I don't doubt that the vast majority of people would still be decent, but that has nothing to do with the point. The point is that some people would stop acting decently. You say laws don't prevent crimes, and yet to a degree they do. Speed Limit signs don't prevent everyone from speeding, but they do prevent most people from speeding, and there are a few that wouldn't go 30 miles per hour through a residential section if the sign wasn't there. In fact, they didn't, which is why the sign exists.
It's the entire point. Without it, there are no speeders and the vast majority drive safely anyway. With it, the reckless drivers still go well beyond the speed limit and can be punished. Those signs serve no purpose other than to punish the reckless drivers.
Without limits the vast majority of DMs do not act the way you are talking about, and none of bad DMs will stop being bad because rules that you want to implement.

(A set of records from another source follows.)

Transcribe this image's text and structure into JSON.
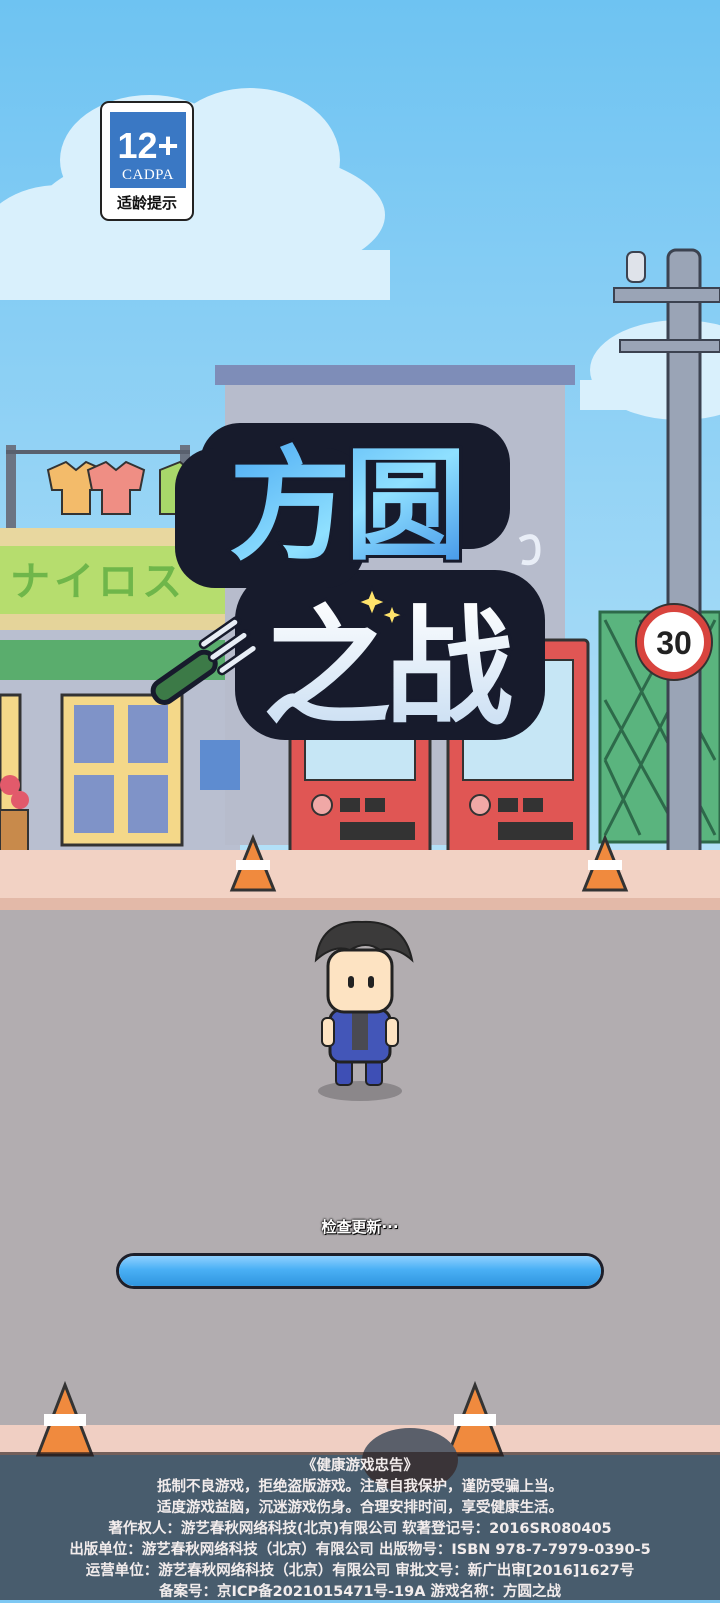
{
  "rating": {
    "age": "12+",
    "org": "CADPA",
    "hint": "适龄提示"
  },
  "game": {
    "logo_line1": "方圆",
    "logo_line2": "之战"
  },
  "scene": {
    "speed_limit": "30",
    "shop_sign": "ナイロス"
  },
  "loading": {
    "status_text": "检查更新···",
    "progress": 1.0
  },
  "notice": {
    "title": "《健康游戏忠告》",
    "line1": "抵制不良游戏，拒绝盗版游戏。注意自我保护，谨防受骗上当。",
    "line2": "适度游戏益脑，沉迷游戏伤身。合理安排时间，享受健康生活。",
    "line3": "著作权人：游艺春秋网络科技(北京)有限公司 软著登记号：2016SR080405",
    "line4": "出版单位：游艺春秋网络科技（北京）有限公司 出版物号：ISBN 978-7-7979-0390-5",
    "line5": "运营单位：游艺春秋网络科技（北京）有限公司 审批文号：新广出审[2016]1627号",
    "line6": "备案号：京ICP备2021015471号-19A 游戏名称：方圆之战"
  }
}
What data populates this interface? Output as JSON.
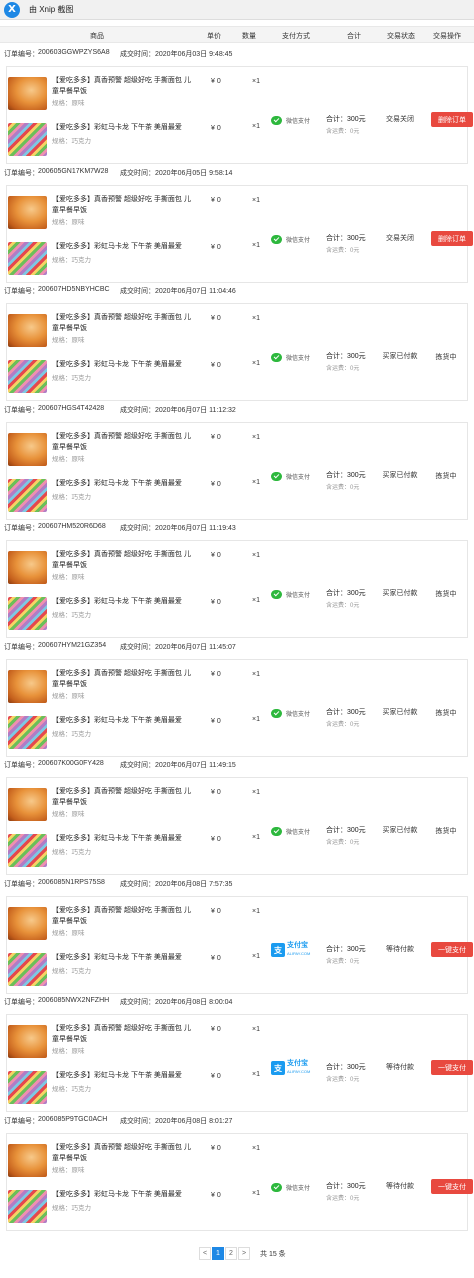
{
  "app": {
    "title": "由 Xnip 截图",
    "logo": "X"
  },
  "columns": {
    "product": "商品",
    "unit_price": "单价",
    "quantity": "数量",
    "payment": "支付方式",
    "total": "合计",
    "status": "交易状态",
    "action": "交易操作"
  },
  "labels": {
    "order_no": "订单编号：",
    "deal_time": "成交时间："
  },
  "products": [
    {
      "name": "【爱吃多多】真香预警 超级好吃 手撕面包 儿童早餐早饭",
      "spec": "规格：原味",
      "price": "¥ 0",
      "qty": "×1"
    },
    {
      "name": "【爱吃多多】彩虹马卡龙 下午茶 美眉最爱",
      "spec": "规格：巧克力",
      "price": "¥ 0",
      "qty": "×1"
    }
  ],
  "payments": {
    "wechat": {
      "label": "微信支付",
      "color": "#2db83d"
    },
    "alipay": {
      "label": "支付宝",
      "sub": "ALIPAY.COM",
      "glyph": "支",
      "color": "#1a9bf0"
    }
  },
  "orders": [
    {
      "id": "200603GGWPZYS6A8",
      "time": "2020年06月03日 9:48:45",
      "payment": "wechat",
      "total": "合计：300元",
      "freight": "含运费：0元",
      "status": "交易关闭",
      "action": "删除订单",
      "action_type": "button"
    },
    {
      "id": "200605GN17KM7W28",
      "time": "2020年06月05日 9:58:14",
      "payment": "wechat",
      "total": "合计：300元",
      "freight": "含运费：0元",
      "status": "交易关闭",
      "action": "删除订单",
      "action_type": "button"
    },
    {
      "id": "200607HD5NBYHCBC",
      "time": "2020年06月07日 11:04:46",
      "payment": "wechat",
      "total": "合计：300元",
      "freight": "含运费：0元",
      "status": "买家已付款",
      "action": "拣货中",
      "action_type": "text"
    },
    {
      "id": "200607HGS4T42428",
      "time": "2020年06月07日 11:12:32",
      "payment": "wechat",
      "total": "合计：300元",
      "freight": "含运费：0元",
      "status": "买家已付款",
      "action": "拣货中",
      "action_type": "text"
    },
    {
      "id": "200607HM520R6D68",
      "time": "2020年06月07日 11:19:43",
      "payment": "wechat",
      "total": "合计：300元",
      "freight": "含运费：0元",
      "status": "买家已付款",
      "action": "拣货中",
      "action_type": "text"
    },
    {
      "id": "200607HYM21GZ354",
      "time": "2020年06月07日 11:45:07",
      "payment": "wechat",
      "total": "合计：300元",
      "freight": "含运费：0元",
      "status": "买家已付款",
      "action": "拣货中",
      "action_type": "text"
    },
    {
      "id": "200607K00G0FY428",
      "time": "2020年06月07日 11:49:15",
      "payment": "wechat",
      "total": "合计：300元",
      "freight": "含运费：0元",
      "status": "买家已付款",
      "action": "拣货中",
      "action_type": "text"
    },
    {
      "id": "2006085N1RPS75S8",
      "time": "2020年06月08日 7:57:35",
      "payment": "alipay",
      "total": "合计：300元",
      "freight": "含运费：0元",
      "status": "等待付款",
      "action": "一键支付",
      "action_type": "button"
    },
    {
      "id": "2006085NWX2NFZHH",
      "time": "2020年06月08日 8:00:04",
      "payment": "alipay",
      "total": "合计：300元",
      "freight": "含运费：0元",
      "status": "等待付款",
      "action": "一键支付",
      "action_type": "button"
    },
    {
      "id": "2006085P9TGC0ACH",
      "time": "2020年06月08日 8:01:27",
      "payment": "wechat",
      "total": "合计：300元",
      "freight": "含运费：0元",
      "status": "等待付款",
      "action": "一键支付",
      "action_type": "button"
    }
  ],
  "pagination": {
    "prev": "<",
    "pages": [
      "1",
      "2"
    ],
    "current": "1",
    "next": ">",
    "total": "共 15 条"
  },
  "colors": {
    "accent": "#1e88e5",
    "danger_button": "#e8493f",
    "muted_text": "#999999"
  }
}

So, it isn't part of how the game works because most DMs don't take their authority as far as they are "legally" allowed to in most games? If that is the case, what would be the issue with putting a sign post up at those extreme edges where you don't see it in typical game play and saying "You are reaching the limits of your authority"? In typical game play, you wouldn't even notice the difference. It would be a purely hypothetical limit on your power as a DM.
Did you miss the example above where I did one time this campaign appropriately make a ruling opposite to what the players wanted? The power is there for judicious and appropriate use. It's only the rare DMs who will abuse it, the same ones who won't stop because you wrote some rule, that are a problem.

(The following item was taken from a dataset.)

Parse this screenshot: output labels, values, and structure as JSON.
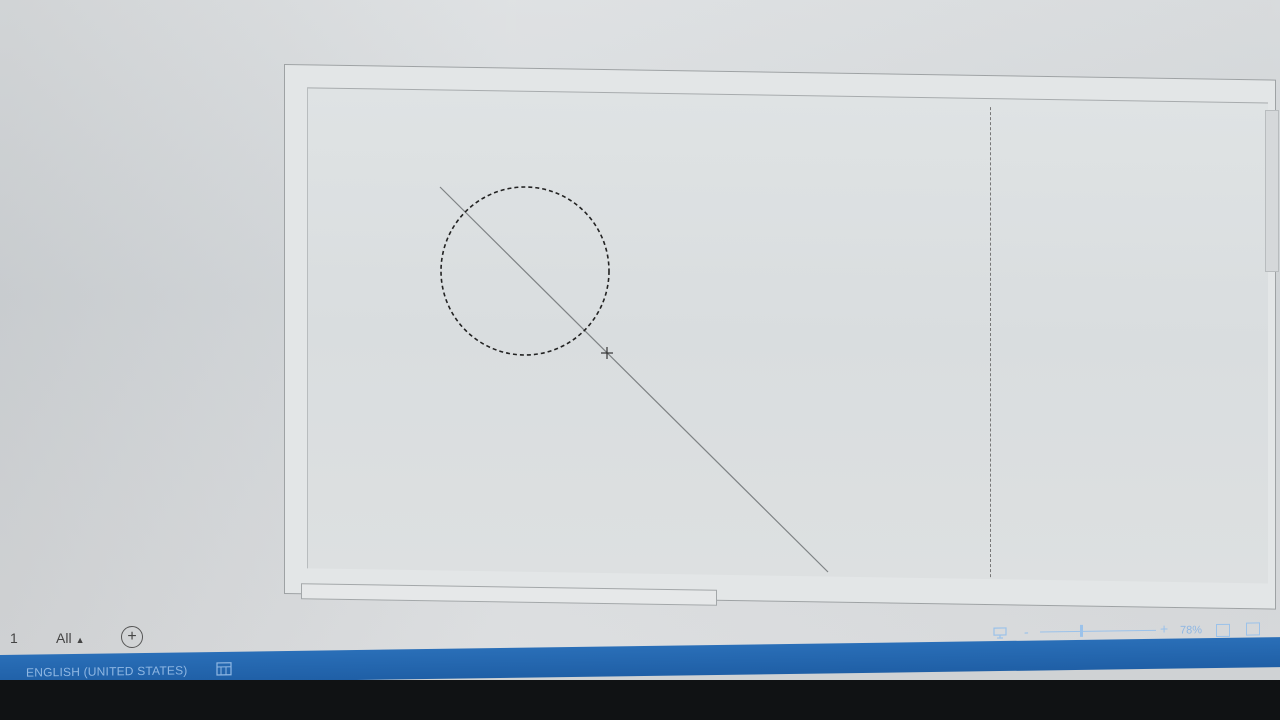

If there is no expectation about either of us lying, why did you feel the need to specifiy THREE TIMES that you will not lie, and therefore you must say yadda yadda yadda. No one was bringing up lying.
Three times you either asked or wondered why I was doing what I was doing. I gave you the answer about why
I wasn't. The rest is you once again reading something that wasn't said or implied into my words. Especially since I went out of my way to say why I thought you were arguing what you are arguing, and it wasn't lying.
Right, and DnD is an anomaly in this respect. Holding onto these out-dated notions of needing absolute control over the game held by one person. Looking to other games that run in similar fashions, there is no issue brought up by balancing the power more between players and DMs. And I think it leads to a far healthier game, because it makes it more true that the game is about a group of people telling a story together, rather than one person telling a story and a group of people trying to conform to that story.
I didn't say it was an anomaly. I said I don't know if there are other games out there like it. There may well be. I haven't read all RPGs.
Yes, it does matter. Because you have played in games where people were unhappy, where the game was bad. And since you have, by your own admission, never once played a game without DM ultimate authority, you have no idea if those bad games had been held in a different context, if they'd have turned out differently.
Yes I do, because I know why they were bad. The games were bad, because of bad DMs. The kind of DM that isn't going to stop because Chaosmancer wrote in the book that they shouldn't do stuff like that.
And considering the sheer number of stories I have heard of terrible DMs who make up rules on the spot to enforce the story they want to tell... I think there is some evidence that there are bad games created by this rampant idea of unlimited and unquestioned DM authority.
You do know that people are many times more likely to complain than to compliment, right? It's human nature. It's especially true now that the internet lets people come together to complain in misery together that you see a very, VERY disproportionate number of complainers vs. happy players, even though DMs like that are pretty rare.
Okay, I'm not playing this game yet again Max. Evidence of a trend does not need to be identical in every way to a proposed situation. Not having identical situations is not a False Equivalence.
Presenting a very different situation as equivalent is, though. Stop using the fallacy.
And, again, I don't think setting up conversations that start with the premise that one-side is nearly always in the right, barring extreme abuses, is a healthy way forward.
The truth isn't a healthy way to go forward? That's an odd sentiment.
People began posting about how this player was entitled, this player was a problem, this player ect ect ect. And yet, looking at the rules of the game, a PC is supposed to know when a spell is cast. And reading their actual questions, none of them were distrusting the DM or seeking to undermine them, it was all just analysis.
The PC is not supposed to know what spell was cast, or if a spell was cast and not on him. You get to know if it's cast on you, and even then you don't get to know what spell it is unless it's Charm Person or a similar spell that tells you.
I agree with you though, that calling that player entitled wasn't cool. He sounds from the OP like maybe he might be on the spectrum and has difficulty with not knowing why something is happening. It seems more of a mild mental(not crazy) issue of some sort.
Not what I said. I'm not talking about occassionally rolling the die, then deciding that you didn't want to roll the die. I'm talking about for an entire session, rolling the die, then declaring the numbers you want to see, instead of what the die says.
Why bring up a situation only a bad DM would do like it's an AHA! moment that proves your point?